Model Comparison: I fit the data to 3 time series models:
Model 1: An ARMA(1,1) model with a first difference, seasonal moving average difference, and a single seasonal moving average term. The SARIMA notation for this model is (1,1,1)(0,1,1)4.
Model 2: A MA(1) model with first difference, seasonal moving average difference, and a single seasonal moving average term. The SARIMA notation for this model is (0,1,1)(0,1,1)4.

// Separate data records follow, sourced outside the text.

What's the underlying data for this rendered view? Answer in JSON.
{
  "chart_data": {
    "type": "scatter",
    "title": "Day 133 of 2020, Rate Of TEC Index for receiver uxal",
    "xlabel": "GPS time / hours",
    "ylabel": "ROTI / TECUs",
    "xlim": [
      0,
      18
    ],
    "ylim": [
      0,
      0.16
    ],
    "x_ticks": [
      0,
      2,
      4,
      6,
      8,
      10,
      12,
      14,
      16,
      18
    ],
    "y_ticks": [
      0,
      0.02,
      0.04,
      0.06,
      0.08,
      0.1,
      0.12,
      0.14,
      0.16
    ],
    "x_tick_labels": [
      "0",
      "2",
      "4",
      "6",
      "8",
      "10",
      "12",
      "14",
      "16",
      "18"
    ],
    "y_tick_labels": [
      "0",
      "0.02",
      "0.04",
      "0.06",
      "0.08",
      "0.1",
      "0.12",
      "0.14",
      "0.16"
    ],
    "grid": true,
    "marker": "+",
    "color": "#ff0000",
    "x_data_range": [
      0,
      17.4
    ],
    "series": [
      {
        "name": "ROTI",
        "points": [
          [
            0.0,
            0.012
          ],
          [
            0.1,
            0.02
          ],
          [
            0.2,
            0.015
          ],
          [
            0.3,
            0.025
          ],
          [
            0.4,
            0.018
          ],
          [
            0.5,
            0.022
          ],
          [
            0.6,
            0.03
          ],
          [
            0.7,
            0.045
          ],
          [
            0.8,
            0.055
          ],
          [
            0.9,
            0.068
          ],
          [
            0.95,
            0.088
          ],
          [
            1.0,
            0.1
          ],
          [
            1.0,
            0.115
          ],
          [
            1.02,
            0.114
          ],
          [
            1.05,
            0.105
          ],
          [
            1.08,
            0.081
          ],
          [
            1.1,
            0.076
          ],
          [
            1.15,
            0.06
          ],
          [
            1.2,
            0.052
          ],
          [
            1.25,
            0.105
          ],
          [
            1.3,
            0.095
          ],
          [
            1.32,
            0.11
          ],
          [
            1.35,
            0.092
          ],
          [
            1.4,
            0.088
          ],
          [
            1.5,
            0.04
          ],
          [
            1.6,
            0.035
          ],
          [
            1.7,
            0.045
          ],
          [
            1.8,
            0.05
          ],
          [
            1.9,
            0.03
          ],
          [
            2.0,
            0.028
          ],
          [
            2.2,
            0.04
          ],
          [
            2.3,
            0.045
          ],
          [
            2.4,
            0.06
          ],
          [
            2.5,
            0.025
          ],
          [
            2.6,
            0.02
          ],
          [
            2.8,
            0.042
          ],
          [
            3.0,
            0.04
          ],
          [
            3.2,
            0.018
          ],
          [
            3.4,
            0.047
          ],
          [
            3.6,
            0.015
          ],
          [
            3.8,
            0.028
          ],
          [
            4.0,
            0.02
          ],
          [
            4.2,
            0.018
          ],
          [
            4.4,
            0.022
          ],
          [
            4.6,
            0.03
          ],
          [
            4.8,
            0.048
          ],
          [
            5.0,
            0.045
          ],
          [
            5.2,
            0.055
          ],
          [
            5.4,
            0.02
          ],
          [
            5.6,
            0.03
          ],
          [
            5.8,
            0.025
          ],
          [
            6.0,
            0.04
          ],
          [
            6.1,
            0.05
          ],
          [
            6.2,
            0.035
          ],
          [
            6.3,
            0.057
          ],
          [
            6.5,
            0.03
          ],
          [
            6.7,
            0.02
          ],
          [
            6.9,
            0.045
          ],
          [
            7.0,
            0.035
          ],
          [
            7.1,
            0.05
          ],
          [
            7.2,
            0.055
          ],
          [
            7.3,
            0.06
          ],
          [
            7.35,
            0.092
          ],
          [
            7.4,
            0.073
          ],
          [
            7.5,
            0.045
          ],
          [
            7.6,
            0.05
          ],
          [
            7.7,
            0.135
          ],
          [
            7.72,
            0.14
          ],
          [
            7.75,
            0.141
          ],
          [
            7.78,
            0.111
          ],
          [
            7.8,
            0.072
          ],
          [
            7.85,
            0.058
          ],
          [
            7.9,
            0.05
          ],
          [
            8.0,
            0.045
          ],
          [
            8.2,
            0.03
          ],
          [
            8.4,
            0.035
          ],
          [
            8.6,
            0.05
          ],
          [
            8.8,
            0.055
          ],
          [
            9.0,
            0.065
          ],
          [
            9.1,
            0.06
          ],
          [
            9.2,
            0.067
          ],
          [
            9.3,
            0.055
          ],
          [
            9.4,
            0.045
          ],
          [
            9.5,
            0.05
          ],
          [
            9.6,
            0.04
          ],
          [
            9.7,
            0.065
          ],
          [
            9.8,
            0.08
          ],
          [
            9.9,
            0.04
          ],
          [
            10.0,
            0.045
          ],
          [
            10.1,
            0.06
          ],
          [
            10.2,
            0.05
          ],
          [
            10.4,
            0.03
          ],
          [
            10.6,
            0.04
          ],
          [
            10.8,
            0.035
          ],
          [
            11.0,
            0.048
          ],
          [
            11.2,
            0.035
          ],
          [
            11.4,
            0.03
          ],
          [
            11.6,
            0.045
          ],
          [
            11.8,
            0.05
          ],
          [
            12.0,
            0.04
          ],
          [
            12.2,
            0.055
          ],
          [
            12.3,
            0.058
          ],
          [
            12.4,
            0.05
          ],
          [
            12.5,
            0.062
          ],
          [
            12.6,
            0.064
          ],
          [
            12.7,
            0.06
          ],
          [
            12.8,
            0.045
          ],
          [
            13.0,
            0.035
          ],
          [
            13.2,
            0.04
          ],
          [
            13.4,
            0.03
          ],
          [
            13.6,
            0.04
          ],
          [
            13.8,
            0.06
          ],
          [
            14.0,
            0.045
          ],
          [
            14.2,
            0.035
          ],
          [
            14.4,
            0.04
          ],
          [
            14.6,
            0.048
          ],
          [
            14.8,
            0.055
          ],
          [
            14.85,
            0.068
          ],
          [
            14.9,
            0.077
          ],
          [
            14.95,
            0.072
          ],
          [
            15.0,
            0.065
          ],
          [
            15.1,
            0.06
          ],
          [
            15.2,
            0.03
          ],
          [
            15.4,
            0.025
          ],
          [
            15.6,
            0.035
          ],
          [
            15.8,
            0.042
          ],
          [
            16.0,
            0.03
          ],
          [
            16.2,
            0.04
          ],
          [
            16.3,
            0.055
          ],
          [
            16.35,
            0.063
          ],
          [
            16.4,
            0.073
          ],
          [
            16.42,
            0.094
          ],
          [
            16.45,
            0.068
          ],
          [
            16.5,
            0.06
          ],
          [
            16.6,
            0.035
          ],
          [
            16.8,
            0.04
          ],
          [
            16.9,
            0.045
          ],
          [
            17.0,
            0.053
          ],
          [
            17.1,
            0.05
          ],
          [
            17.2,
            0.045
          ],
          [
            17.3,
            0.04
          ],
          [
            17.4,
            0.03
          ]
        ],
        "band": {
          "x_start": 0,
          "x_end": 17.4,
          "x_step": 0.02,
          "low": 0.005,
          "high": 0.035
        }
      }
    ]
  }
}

Model 3: Lastly, I tried a MA(2) model with a first difference, seasonal difference, and 2 seasonal moving average terms. I was hoping this model would reduce some of the variability in model 2, but the results were unfavorable, so I dropped it from further analysis.
Model 1 | Model 2 | Model 3 | |
---|---|---|---|
SARIMA Notation | (1,1,1)(0,1,1)4 | (0,1,1)(0,1,1)4 | (0,1,2)(0,1,2)4 |
Gamma (γ) | 1 | 1 | 1 |
Regular Difference (d) | 1 | 1 | 1 |
Seasonal Difference (D) | 1 | 1 | 1 |
φ1 (p) | 0.321 (1.460) | ||
θ1 (q) | 0.749 (4.37) | 0.480 (3.85) | 0.418 (3.73) |
θ2 (q) | 0.112 (1.01) | ||
Φ1 (P) | |||
Θ1 (Q) | 0.776 (10.01) | 0.791 (11.31) | 0.928 (7.36) |
Θ2 (Q) | -0.165 (-1.379) | ||
S | 14.82 | 15.03 | 14.66 |
Significant Spikes | 0 | 0 | 0 |
AIC | 662.74 | 662.62 | 663.24 |
Log Likelihood | 654.74 | 656.62 | 653.2435 |
LjungBox Stats (30 df) | 26.36 (0.65) | 28.23 (0.55) | 29.53 (0.49) |
Number of Parameters | 3 | 2 | 4 |
R Code:
esti(PiperShipments.tsd, model=model.pdq(p=1,d=1,q=1,P=0,D=1,Q=1), print.table = TRUE, y.range=c(0,250)) #SARIMA(1,1,1)(0,1,1) - Model 1
esti(PiperShipments.tsd, model=model.pdq(p=0,d=1,q=1,P=0,D=1,Q=1), print.table = TRUE, y.range=c(0,250)) #SARIMA(0,1,1)(0,1,1) - Model 2
esti(PiperShipments.tsd, model=model.pdq(p=0,d=1,q=2,P=0,D=1,Q=2), print.table = TRUE, y.range=c(0,250)) #SARIMA(0,1,2)(0,1,2) - Model 3
Residual Analysis: The results of model 1 and model 2 were very similar so I hoped taking a look at the residuals would help. Overall, the residual values were quite high, but I attribute this to the relatively small sample size and high variability in the data. I plotted the two residual plots on top of each other, and the results were still similar. Model 2 performed slightly better than model 1 as the residual average was closer to 0.
R Code:
Mod1Resid <- resid(esti(PiperShipments.tsd, model=model.pdq(p=1,d=1,q=1,P=0,D=1,Q=1), print.table = TRUE, y.range=c(0,250))) #SARIMA(1,1,1)(0,1,1) - Model 1
Mod2Resid <- resid(esti(PiperShipments.tsd, model=model.pdq(p=0,d=1,q=1,P=0,D=1,Q=1), print.table = TRUE, y.range=c(0,250))) #SARIMA(0,1,1)(0,1,1) - Model 2
Forecasts: Here is the forecasts for model 1 and model 2. In both you can see seasonal spikes continuing throughout the forecasts due to the seasonal moving average term.
R Code:
esti(PiperShipments.tsd, model=model.pdq(p=1,d=1,q=1,P=0,D=1,Q=1), print.table = TRUE, y.range=c(0,250)) #SARIMA(1,1,1)(0,1,1) - Model 1
esti(PiperShipments.tsd, model=model.pdq(p=0,d=1,q=1,P=0,D=1,Q=1), print.table = TRUE, y.range=c(0,250)) #SARIMA(0,1,1)(0,1,1) - Model 2
It was hard to see the differences between the two forecasts so once again I plotted the two on top of each other to get a good picture of what was going on. The two forecasts were almost identical, within +/-1 aircraft shipment per quarter. Model 1 has a more narrow forecast interval, which I believe is due to the autoregressive parameter.
Results: Overall, my two models had a point forecast for Q1 2021 at 50.29 – 51.36 aircraft. Unfortunately, the actual value for Q1 2021 was 24 aircraft. This was much lower than my models predicted, this was heavily due to the impacts of COVID-19 and was similar to Q1 2020’s shipments.
Due to the similarities between the two models, I chose model 2 simply due to parsimony. Overall, model 2 has less terms and a similar result, so simple is more desirable in this situation. My final SARIMA model notation is a SARIMA(0,1,1)(0,1,1)4.